Ganteaume's expedition of 1795 was a French naval operation in the Aegean Sea in the autumn of 1795 during the French Revolutionary Wars. Commanded by Commodore Honoré Ganteaume in the ship of the line Républicain, with a squadron of four frigates and two corvettes, the French force was ordered to attack First Coalition shipping in the Aegean Sea. The principal target was the Ottoman city of Smyrna, the most significant trading port of the region, Ganteaume ordered to prey on merchant shipping sailing for European destinations and in particular a large convoy due to sail to Britain.

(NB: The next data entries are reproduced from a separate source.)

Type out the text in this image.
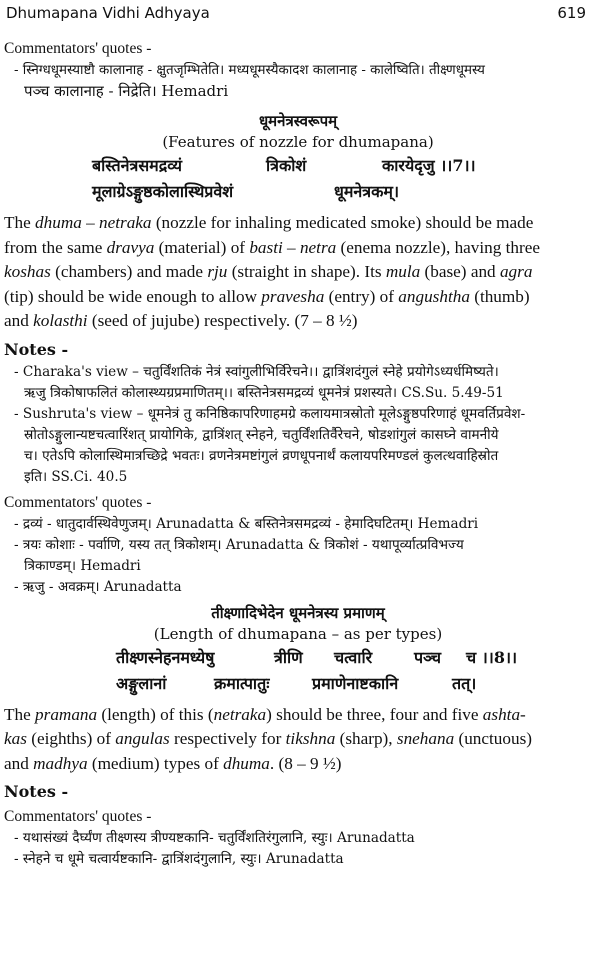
Dhumapana Vidhi Adhyaya	619
Commentators' quotes -
- स्निग्धधूमस्याष्टौ कालानाह - क्षुतजृम्भितेति। मध्यधूमस्यैकादश कालानाह - कालेष्विति। तीक्ष्णधूमस्य
पञ्च कालानाह - निद्रेति। Hemadri
धूमनेत्रस्वरूपम्
(Features of nozzle for dhumapana)
बस्तिनेत्रसमद्रव्यं	त्रिकोशं	कारयेदृजु ।।7।।
मूलाग्रेऽङ्गुष्ठकोलास्थिप्रवेशं	धूमनेत्रकम्।
The dhuma – netraka (nozzle for inhaling medicated smoke) should be made
from the same dravya (material) of basti – netra (enema nozzle), having three
koshas (chambers) and made rju (straight in shape). Its mula (base) and agra
(tip) should be wide enough to allow pravesha (entry) of angushtha (thumb)
and kolasthi (seed of jujube) respectively. (7 – 8 ½)
Notes -
- Charaka's view – चतुर्विंशतिकं नेत्रं स्वांगुलीभिर्विरेचने।। द्वात्रिंशदंगुलं स्नेहे प्रयोगेऽध्यर्धमिष्यते।
ऋजु त्रिकोषाफलितं कोलास्थ्यग्रप्रमाणितम्।। बस्तिनेत्रसमद्रव्यं धूमनेत्रं प्रशस्यते। CS.Su. 5.49-51
- Sushruta's view – धूमनेत्रं तु कनिष्ठिकापरिणाहमग्रे कलायमात्रस्रोतो मूलेऽङ्गुष्ठपरिणाहं धूमवर्तिप्रवेश-
स्रोतोऽङ्गुलान्यष्टचत्वारिंशत् प्रायोगिके, द्वात्रिंशत् स्नेहने, चतुर्विंशतिर्वैरेचने, षोडशांगुलं कासघ्ने वामनीये
च। एतेऽपि कोलास्थिमात्रच्छिद्रे भवतः। व्रणनेत्रमष्टांगुलं व्रणधूपनार्थं कलायपरिमण्डलं कुलत्थवाहिस्रोत
इति। SS.Ci. 40.5
Commentators' quotes -
- द्रव्यं - धातुदार्वस्थिवेणुजम्। Arunadatta & बस्तिनेत्रसमद्रव्यं - हेमादिघटितम्। Hemadri
- त्रयः कोशाः - पर्वाणि, यस्य तत् त्रिकोशम्। Arunadatta & त्रिकोशं - यथापूर्व्यात्प्रविभज्य
त्रिकाण्डम्। Hemadri
- ऋजु - अवक्रम्। Arunadatta
तीक्ष्णादिभेदेन धूमनेत्रस्य प्रमाणम्
(Length of dhumapana – as per types)
तीक्ष्णस्नेहनमध्येषु	त्रीणि चत्वारि	पञ्च च ।।8।।
अङ्गुलानां	क्रमात्पातुः	प्रमाणेनाष्टकानि	तत्।
The pramana (length) of this (netraka) should be three, four and five ashta-
kas (eighths) of angulas respectively for tikshna (sharp), snehana (unctuous)
and madhya (medium) types of dhuma. (8 – 9 ½)
Notes -
Commentators' quotes -
- यथासंख्यं दैर्घ्यंण तीक्ष्णस्य त्रीण्यष्टकानि- चतुर्विंशतिरंगुलानि, स्युः। Arunadatta
- स्नेहने च धूमे चत्वार्यष्टकानि- द्वात्रिंशदंगुलानि, स्युः। Arunadatta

Ganteaume sailed at the end of September 1795, narrowly avoiding contact with British naval squadrons sailing through the Sea of Sardinia. His squadron missed the Smyrna convoy, which passed westwards in late September and was successfully attacked by a different French squadron at the action of 7 October 1795. After a brief stop at Tunis, Ganteaume reached Smyrna and there lifted a British blockade of a French frigate squadron in the harbour. Cruising during November, Ganteaume caused damage to Russian, British and Neapolitan merchant shipping.
Caught in a gale, one of Ganteaume's frigates was badly damaged and while effecting repairs at the Dardanelles he learned that a British squadron under Thomas Troubridge was searching for him in the Aegean. Sending a corvette to Koroni to distract the British, Ganteaume slipped away, evading British forces to return safely to Toulon in February 1796. Some of his ships were detached to Tunis and were captured there by the British in March. The British naval position in the Mediterranean steadily became untenable over the following year, and by the end of 1796 the entire British fleet had withdrawn to an anchorage in the Tagus.